Some cynics will say "so what?"  This is not a Czechoslovakia or a Poland coup from Soviet times (yet).  It is a mere transition from de facto to de jure.   Public opinion looks for the missing plane rather than for answers and only vaguely associates Crimea with Florence Nightingale or with the "thin red line" of Highlanders resisting the Russian attack at Balaclava.  Putin's clean surgery will not lend itself to such romantic interpretation.  We lived through Cold War, detente, the short uni- polar American reign and have entered the multi-polar world once and forever. Alliances are outdated and need to adapt. Ententes based on short-term interests abound and vary.  The latter are not based on ideology but on praxis, hence the Neue Sachlichkeit.

Russia will pay a price. Already the weakening ruble and plunging markets are indicators that sanctions have some effect. Thus is not enough to oblige Putin to make a totally unthinkable U-turn. He already has shown his cool virtuosity by launching a policy of "de-off shoring", so that Russian companies must be registered in Russia. Putin's neo-imperialism will be difficult to reign in.  His next moves in the region are shrouded in the unknown. Meanwhile the "global partnership" with Russia is suspended while the West is trapped in its own contradictions. Huntington has already observed that the US government supported the subjection of Muslims to Orthodox rule after all.  He added that "those who do not recognize fundamental divides are doomed to be frustrated by them".

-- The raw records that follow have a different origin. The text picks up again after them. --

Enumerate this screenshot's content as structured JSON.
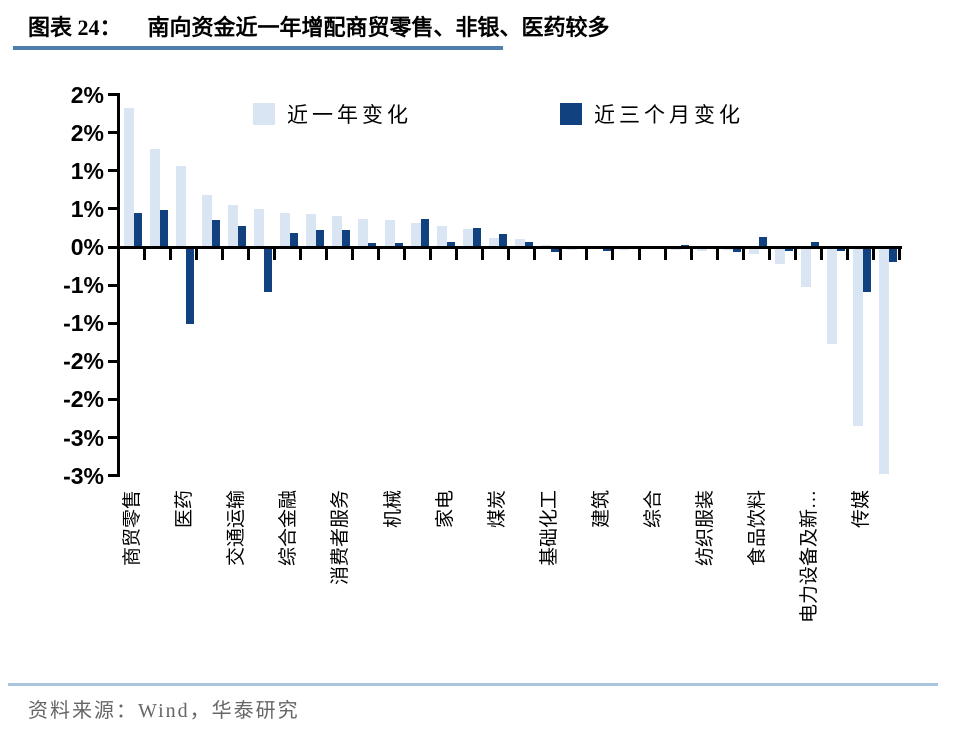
{
  "header": {
    "figure_label": "图表 24：",
    "title": "南向资金近一年增配商贸零售、非银、医药较多"
  },
  "footer": {
    "source": "资料来源：Wind，华泰研究"
  },
  "chart_data": {
    "type": "bar",
    "title": "南向资金近一年增配商贸零售、非银、医药较多",
    "unit": "%",
    "grid": false,
    "legend_position": "top-inside",
    "ylim": [
      -3.0,
      2.0
    ],
    "y_ticks": [
      2.0,
      1.5,
      1.0,
      0.5,
      0.0,
      -0.5,
      -1.0,
      -1.5,
      -2.0,
      -2.5,
      -3.0
    ],
    "y_tick_labels": [
      "2%",
      "2%",
      "1%",
      "1%",
      "0%",
      "-1%",
      "-1%",
      "-2%",
      "-2%",
      "-3%",
      "-3%"
    ],
    "x_label_interval": 2,
    "categories": [
      "商贸零售",
      "",
      "医药",
      "",
      "交通运输",
      "",
      "综合金融",
      "",
      "消费者服务",
      "",
      "机械",
      "",
      "家电",
      "",
      "煤炭",
      "",
      "基础化工",
      "",
      "建筑",
      "",
      "综合",
      "",
      "纺织服装",
      "",
      "食品饮料",
      "",
      "电力设备及新…",
      "",
      "传媒",
      ""
    ],
    "series": [
      {
        "name": "近一年变化",
        "color": "#d9e5f2",
        "values": [
          1.82,
          1.28,
          1.06,
          0.68,
          0.55,
          0.5,
          0.44,
          0.43,
          0.41,
          0.37,
          0.35,
          0.31,
          0.27,
          0.23,
          0.12,
          0.1,
          0.03,
          -0.02,
          -0.01,
          -0.02,
          -0.01,
          -0.02,
          -0.04,
          -0.03,
          -0.08,
          -0.21,
          -0.51,
          -1.26,
          -2.33,
          -2.97
        ]
      },
      {
        "name": "近三个月变化",
        "color": "#11417f",
        "values": [
          0.45,
          0.48,
          -1.0,
          0.36,
          0.28,
          -0.58,
          0.19,
          0.22,
          0.22,
          0.05,
          0.05,
          0.37,
          0.06,
          0.25,
          0.17,
          0.06,
          -0.05,
          0.0,
          -0.04,
          0.0,
          0.01,
          0.02,
          -0.01,
          -0.05,
          0.13,
          -0.04,
          0.06,
          -0.04,
          -0.58,
          -0.19
        ]
      }
    ]
  }
}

What the West still can do :
--Foremost, Putin's "magnum" address cannot remain unanswered. The American president should deliver a Chrchillian speech while in Brussels, outlining a policy which is not aggressive but  rooted in principles that appeal to all and reach out.
--the EU must support an elected, pluralistic, democratic government in Kiev. Some dubious agitators from the Maidan had better be marginalized.
--It is too early to provide for answers regarding Ukraine's longer term future.
--The so-called Russian "concern" for minorities in third countries must be monitored in close UN consultation (or authorization). The "hard" dislodging of Ukrainian forces in Crimea (see Belbek) and the sequester of Ukrainian warships need compensation by Moscow.
--NATO better do some homework regarding the application of Article 5 of the Treaty, which has to be strictly managed. Miscalculation or accident could trigger unwelcome responses.
--France should freeze or cancel the delivery of two high tech Mistral warships to Russia.
--President Putin should not be shunned. On the contrary, his visibility and input could create a larger more willing coalition around shared ideas of non-interference and respect for existing consolidated, recognized borders.  A snub will only reinforce his natural anti-Western attitude. Concourse will weaken him.
--A return to former Reagan "Star Wars," or the more recent military anti-ballistic buildup in Poland and the Czech Republic are unhelpful.  Russia is the core state of Orthodoxy and has legitimate interests in securing its borders.

If we were ever to arrive at a new world order, it could only be the result of an agreement of many, rather than of the transgression of one. Can anyone believe that China (not to mention others) would be content to play "dummy" in this global Bridge game?  I bet Syria and Iran are enjoying the show. Others look on from the sidelines. The numerous "G" members remain silent. It is really starting to look as if self-interest is becoming the new norm. The Magna Cartas inherited from both world wars look more and more like bygones.